Kahlo Painting Sets Record at Christie's $141 Million Sale
- May 12, 2016 14:25
An intimate and compelling work by Frida Kahlo, dating from 1939, resonated with a telephone bidder at Christie's Impressionist and Modern Art Evening Sale on May 12. The sale's total slid to $141,532,000 with sell-through rates of 86% by lot and 89% by value. The total beat its $134.3 million low estimate, even while seven lots went unsold and five of the top 10 high-priced lots barely made their low estimate after Christie’s commission.
Kahlo’s Dos desnudos en el bosque (La tierra misma), or "Two Nudes in the Forest (The Land Itself)," achieved $8,005,000, establishing a new world auction record for the artist and for any Latin American artist at auction.
Reflecting painful feelings caused by the Mexican artist's ill health and separation from her husband, Diego Rivera, the painting was the first major work by the artist to come on the market in several years.
Estimated to bring $8 million to $12 million, the work just reached its low estimate, but far exceeded Kahlo's previous auction record of $5.6 million.

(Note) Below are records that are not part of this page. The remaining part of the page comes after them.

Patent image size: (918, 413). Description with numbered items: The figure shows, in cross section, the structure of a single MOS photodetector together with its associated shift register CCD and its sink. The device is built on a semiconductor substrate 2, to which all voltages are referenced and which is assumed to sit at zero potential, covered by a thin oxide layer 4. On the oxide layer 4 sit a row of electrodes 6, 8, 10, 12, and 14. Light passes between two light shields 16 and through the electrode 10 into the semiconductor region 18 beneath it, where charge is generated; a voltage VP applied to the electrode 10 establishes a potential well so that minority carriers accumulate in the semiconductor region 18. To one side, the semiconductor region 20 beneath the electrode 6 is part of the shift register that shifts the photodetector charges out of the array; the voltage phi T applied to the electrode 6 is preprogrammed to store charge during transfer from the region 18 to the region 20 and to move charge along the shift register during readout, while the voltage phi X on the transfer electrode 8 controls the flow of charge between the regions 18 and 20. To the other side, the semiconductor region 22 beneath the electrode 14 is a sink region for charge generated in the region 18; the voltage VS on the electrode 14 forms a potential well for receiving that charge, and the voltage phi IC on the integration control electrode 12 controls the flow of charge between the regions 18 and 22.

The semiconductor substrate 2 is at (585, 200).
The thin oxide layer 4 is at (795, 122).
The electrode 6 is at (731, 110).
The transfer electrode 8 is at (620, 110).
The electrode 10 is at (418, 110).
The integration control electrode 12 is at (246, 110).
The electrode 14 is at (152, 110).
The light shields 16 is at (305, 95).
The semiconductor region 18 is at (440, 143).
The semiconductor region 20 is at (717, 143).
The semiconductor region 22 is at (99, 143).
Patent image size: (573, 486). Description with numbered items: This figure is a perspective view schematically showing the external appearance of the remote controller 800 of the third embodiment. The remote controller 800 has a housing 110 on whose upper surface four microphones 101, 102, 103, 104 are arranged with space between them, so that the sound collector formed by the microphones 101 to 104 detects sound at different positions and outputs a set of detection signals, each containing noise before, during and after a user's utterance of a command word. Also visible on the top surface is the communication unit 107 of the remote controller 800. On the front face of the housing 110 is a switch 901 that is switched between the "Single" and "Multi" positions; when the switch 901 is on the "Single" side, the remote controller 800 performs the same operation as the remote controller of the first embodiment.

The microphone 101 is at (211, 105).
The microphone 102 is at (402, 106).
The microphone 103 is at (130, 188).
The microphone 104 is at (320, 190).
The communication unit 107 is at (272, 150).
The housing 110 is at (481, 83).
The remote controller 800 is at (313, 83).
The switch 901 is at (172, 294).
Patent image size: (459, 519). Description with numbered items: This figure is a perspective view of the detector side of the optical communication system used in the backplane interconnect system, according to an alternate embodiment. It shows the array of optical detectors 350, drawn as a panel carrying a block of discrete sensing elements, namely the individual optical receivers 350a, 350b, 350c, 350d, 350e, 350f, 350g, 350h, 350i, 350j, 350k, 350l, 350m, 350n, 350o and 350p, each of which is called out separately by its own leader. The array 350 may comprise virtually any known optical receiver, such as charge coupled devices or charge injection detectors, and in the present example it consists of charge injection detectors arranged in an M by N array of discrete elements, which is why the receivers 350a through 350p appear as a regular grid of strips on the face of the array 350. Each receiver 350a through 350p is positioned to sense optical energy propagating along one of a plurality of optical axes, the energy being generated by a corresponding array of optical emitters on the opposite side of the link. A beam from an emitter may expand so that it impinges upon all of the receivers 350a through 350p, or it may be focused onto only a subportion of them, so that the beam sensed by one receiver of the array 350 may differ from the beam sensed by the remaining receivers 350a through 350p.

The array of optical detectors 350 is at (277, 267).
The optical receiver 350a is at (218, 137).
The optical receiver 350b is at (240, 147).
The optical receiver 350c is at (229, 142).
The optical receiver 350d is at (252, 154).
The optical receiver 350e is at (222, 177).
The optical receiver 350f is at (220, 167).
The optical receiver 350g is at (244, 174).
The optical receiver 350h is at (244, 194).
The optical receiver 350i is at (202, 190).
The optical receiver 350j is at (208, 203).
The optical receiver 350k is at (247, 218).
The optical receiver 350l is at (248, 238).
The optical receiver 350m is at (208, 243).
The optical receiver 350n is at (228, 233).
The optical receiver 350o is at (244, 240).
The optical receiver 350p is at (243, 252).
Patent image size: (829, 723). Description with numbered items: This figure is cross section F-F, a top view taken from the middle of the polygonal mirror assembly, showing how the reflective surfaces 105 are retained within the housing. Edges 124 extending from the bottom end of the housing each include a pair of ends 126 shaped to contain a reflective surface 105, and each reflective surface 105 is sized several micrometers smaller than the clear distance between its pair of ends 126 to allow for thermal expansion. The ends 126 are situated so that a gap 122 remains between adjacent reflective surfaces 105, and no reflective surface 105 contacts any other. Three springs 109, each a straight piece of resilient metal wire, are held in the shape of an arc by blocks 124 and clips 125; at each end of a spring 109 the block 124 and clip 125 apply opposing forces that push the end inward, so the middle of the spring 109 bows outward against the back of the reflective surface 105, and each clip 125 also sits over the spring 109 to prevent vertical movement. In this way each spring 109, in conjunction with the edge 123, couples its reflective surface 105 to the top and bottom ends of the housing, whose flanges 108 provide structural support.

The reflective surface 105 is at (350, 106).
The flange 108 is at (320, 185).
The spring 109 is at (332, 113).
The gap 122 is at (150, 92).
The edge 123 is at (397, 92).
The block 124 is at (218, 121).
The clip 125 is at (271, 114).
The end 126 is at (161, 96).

Christie's describes the Kahlo:
The two female central figures may be seen to represent the competing forces of Frida Kahlo’s heritage and personality, their faces expressing gentle compassion and intense contemplation. In setting such oppositional images against an intentionally distressed background, the work portends a storm brewing around an otherwise idyllic moment. Embedded in the emotion are Kahlo’s conflicts — questions about her sexuality, her mixed ethnicity and contemplation of mortality and death. The nude figures underscore a purity and an elusiveness that suspend the scene in a confrontation between dream and reality.
The top lot of the night was a waterlily scene by Claude Monet (1840-1926), Le bassin aux nymphéas, an oil on canvas, painted in 1919, which sold for $27,045,000, within estimates. London dealer Glenn Fuller was the only bidder, reports The Wall Street Journal.
A single bidder also won Monet's 1874 river scene, “At Little Gennevilliers,” which went for $11.4 million, below its $12 million low estimate.
Several bidders pursued Barbara Hepworth’s blue-gray, egg-shape sculpture from 1946, “Sculpture with Color (Eos),” up to $5.4 million, far exceeding its $1.8 million high estimate.